隣に座りながら、吏人は心配そうな顔を向けてくる。

「オマエが来てくれたから大丈夫だ」

そう言うと、喜んでいいのか迷ったはにかみを見せる。

「でも、直ぐに助けてあげられなかった。こんなに泣きそうになって……」

吏人の指が俺の目尻に触れる。零すまいと気を張ったが、指は涙で濡れた。

「普通、男は痴漢に遭わねぇだろ」

言い訳をすると、吏人は俺を抱きしめる。よしよしと頭を撫でてくる。それがあまりに優しすぎて、堪えようとしても涙が一筋流れ落ちた。

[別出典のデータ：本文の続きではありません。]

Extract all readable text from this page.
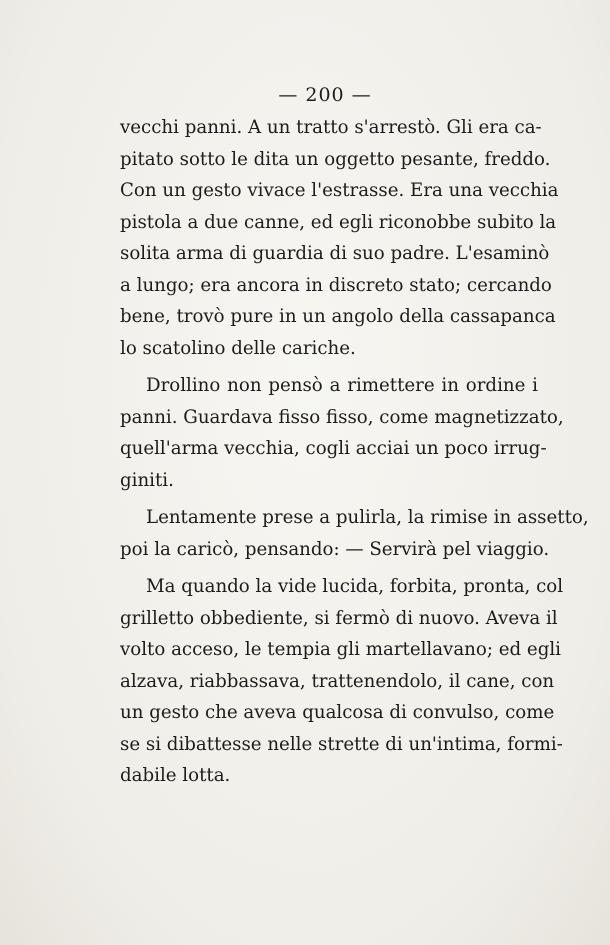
— 200 —
vecchi panni. A un tratto s'arrestò. Gli era ca-
pitato sotto le dita un oggetto pesante, freddo.
Con un gesto vivace l'estrasse. Era una vecchia
pistola a due canne, ed egli riconobbe subito la
solita arma di guardia di suo padre. L'esaminò
a lungo; era ancora in discreto stato; cercando
bene, trovò pure in un angolo della cassapanca
lo scatolino delle cariche.
Drollino non pensò a rimettere in ordine i
panni. Guardava fisso fisso, come magnetizzato,
quell'arma vecchia, cogli acciai un poco irrug-
giniti.
Lentamente prese a pulirla, la rimise in assetto,
poi la caricò, pensando: — Servirà pel viaggio.
Ma quando la vide lucida, forbita, pronta, col
grilletto obbediente, si fermò di nuovo. Aveva il
volto acceso, le tempia gli martellavano; ed egli
alzava, riabbassava, trattenendolo, il cane, con
un gesto che aveva qualcosa di convulso, come
se si dibattesse nelle strette di un'intima, formi-
dabile lotta.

「あー、俺、痴漢に遭った女性の気持ち分かるようになった」

「男なのに」と付け足せば、吏人は笑わずしっかり俺を見据える。

「……俺は彼女が痴漢に遭った彼氏の気持ちが分かるっスよ」

背中に回った手に力が籠もったのが分かった。吏人は本当にあの変質者が憎いのだろう。今度会ったらどうする気なのか。想像がついて質問をするのを止めた。代わりに別の質問をする。

「そういえば、なんで吏人あの電車にいたんだ?」
「遅延で佐治さんとの待ち合わせに間に合う電車があれしかなかったんスよ。佐治さんもあの路線使うって言ってたから、もしかしているんじゃないかと探したら、ああいう場面だったんです」

悔しそうに思い返したようで、少し申し訳なくなった。

「でも本当助かった。吏人、ありがとう」

遅くなった礼を言うと、吏人は一瞬だけ微笑む。いい加減もっと笑えよ。こっちも気まずくなるだろ。

「吏人」

俺から不意打ちでキスすれば、両目を見開いた。「大好きだぜ」と続ければ更に驚いた顔をした。少し失礼じゃないか?

「……佐治さん」
「なんだ?」
「いいんスか? 子供が見てますよ」
「は、やく言えよ!」

寂れてるからと油断した。不純同性交遊を純粋な子供に見せてしまった。慌てる俺に、吏人がよく見覚えのある意地の悪い笑みを浮かべている。オイ、テメェ。
辺りを見渡しても子供の姿はなかった。

「騙しやがったな!」
「佐治さん、可愛いっス」
「可愛いっス、じゃねぇ! テメェ、マジで、もう、俺がどんだけ慌てたと」

ケラケラ笑う吏人。許すまじ。
睨む俺に、吏人は立ち上がって俺にも立ち上がるよう手を引っ張った。

「本当に来るかも知れないからそろそろ移動しましょう」
「……どこに行くんだよ?」
「本来の予定通り、買い物に行きましょう。佐治さんにかっこいい服買ってあげます」
「俺のいつもの格好がかっこよくないみたいじゃねぇか」

自信があっただけに言い方への不満も大きい。俺も立ち上がると、吏人は漸く大きな笑顔を見せてくれた。

「俺の佐治さんはいつでも可愛いんスよ!」

まるでそれで変質者に狙われたみたいな確信をもって言われる。欲目も行き着く所まで行ってしまってるらしい。そんなオマエはあの時、誰よりもかっこよかったよ。なんて口が裂けても言わないけどな。
吏人の手は安心する。街に出るまでは、と繋ぎあって、俺たちは歩き出した。